Что касается конфликтов и ритмов их чередования: это пропорции целого и частностей. Вы не можете в огромном романе долго ехать на каком-то конфликте. Сегодня с утра читатель начитался в фейсбуке до хрена этих конфликтов – живых, настоящих, офигенных! Ты конкурируешь с чем угодно: с мобилой, с интернетом, с фейсбуком, с инстаграмом. Ну и посмотрим на тебя – как ты сможешь удержать мое внимание. А заодно, кстати, и свое собственное.
– Все элементы структуры важны. Но, пожалуй, начало и финал играют одну из самых значимых ролей в романе.

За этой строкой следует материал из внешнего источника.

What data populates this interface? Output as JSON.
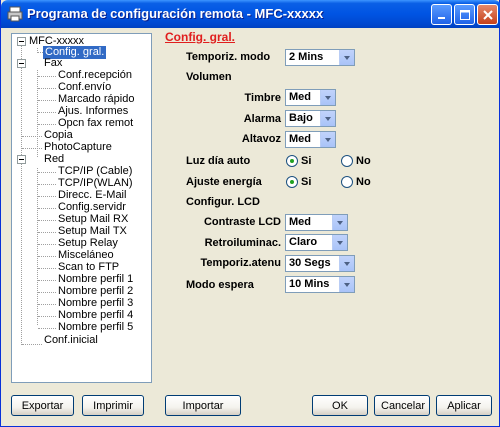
{
  "window": {
    "title": "Programa de configuración remota - MFC-xxxxx"
  },
  "tree": {
    "root": "MFC-xxxxx",
    "items": [
      {
        "label": "Config. gral.",
        "selected": true
      },
      {
        "label": "Fax"
      },
      {
        "label": "Conf.recepción"
      },
      {
        "label": "Conf.envío"
      },
      {
        "label": "Marcado rápido"
      },
      {
        "label": "Ajus. Informes"
      },
      {
        "label": "Opcn fax remot"
      },
      {
        "label": "Copia"
      },
      {
        "label": "PhotoCapture"
      },
      {
        "label": "Red"
      },
      {
        "label": "TCP/IP (Cable)"
      },
      {
        "label": "TCP/IP(WLAN)"
      },
      {
        "label": "Direcc. E-Mail"
      },
      {
        "label": "Config.servidr"
      },
      {
        "label": "Setup Mail RX"
      },
      {
        "label": "Setup Mail TX"
      },
      {
        "label": "Setup Relay"
      },
      {
        "label": "Misceláneo"
      },
      {
        "label": "Scan to FTP"
      },
      {
        "label": "Nombre perfil 1"
      },
      {
        "label": "Nombre perfil 2"
      },
      {
        "label": "Nombre perfil 3"
      },
      {
        "label": "Nombre perfil 4"
      },
      {
        "label": "Nombre perfil 5"
      },
      {
        "label": "Conf.inicial"
      }
    ]
  },
  "panel": {
    "title": "Config. gral.",
    "temporiz_modo": {
      "label": "Temporiz. modo",
      "value": "2 Mins"
    },
    "volumen_heading": "Volumen",
    "timbre": {
      "label": "Timbre",
      "value": "Med"
    },
    "alarma": {
      "label": "Alarma",
      "value": "Bajo"
    },
    "altavoz": {
      "label": "Altavoz",
      "value": "Med"
    },
    "luz_dia": {
      "label": "Luz día auto",
      "opt_yes": "Si",
      "opt_no": "No",
      "selected": "Si"
    },
    "ajuste_energia": {
      "label": "Ajuste energía",
      "opt_yes": "Si",
      "opt_no": "No",
      "selected": "Si"
    },
    "lcd_heading": "Configur. LCD",
    "contraste": {
      "label": "Contraste LCD",
      "value": "Med"
    },
    "retroilum": {
      "label": "Retroiluminac.",
      "value": "Claro"
    },
    "temporiz_atenu": {
      "label": "Temporiz.atenu",
      "value": "30 Segs"
    },
    "modo_espera": {
      "label": "Modo espera",
      "value": "10 Mins"
    }
  },
  "buttons": {
    "exportar": "Exportar",
    "imprimir": "Imprimir",
    "importar": "Importar",
    "ok": "OK",
    "cancelar": "Cancelar",
    "aplicar": "Aplicar"
  }
}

Если первый абзац не захватывает внимания, вероятность, что у автора найдется еще время для того, чтобы завладеть читателем, близка к нулю. «Наполеонов обоз» начинается так:
«Две любимые песни есть у Изюма: про чёрного ворона и про сизого голубка. Да их каждый знает: «Си-и-изый лети-и голубо-о-о-к, в небо лети голубо-о-е… Ах, если б крылья мне тоже пожаловал бог, я-а б уле-тел за тобо-ою…»
А про ворона иносказательно так: «А ну-ка, парень, подними повыше ворот, подними повыше ворот и держись! Чёрный ворон, чёрный ворон, чёрный ворон переехал мою маленькую жизнь».
Дина, какие мотивы связаны с этой «занятной орнитологией»?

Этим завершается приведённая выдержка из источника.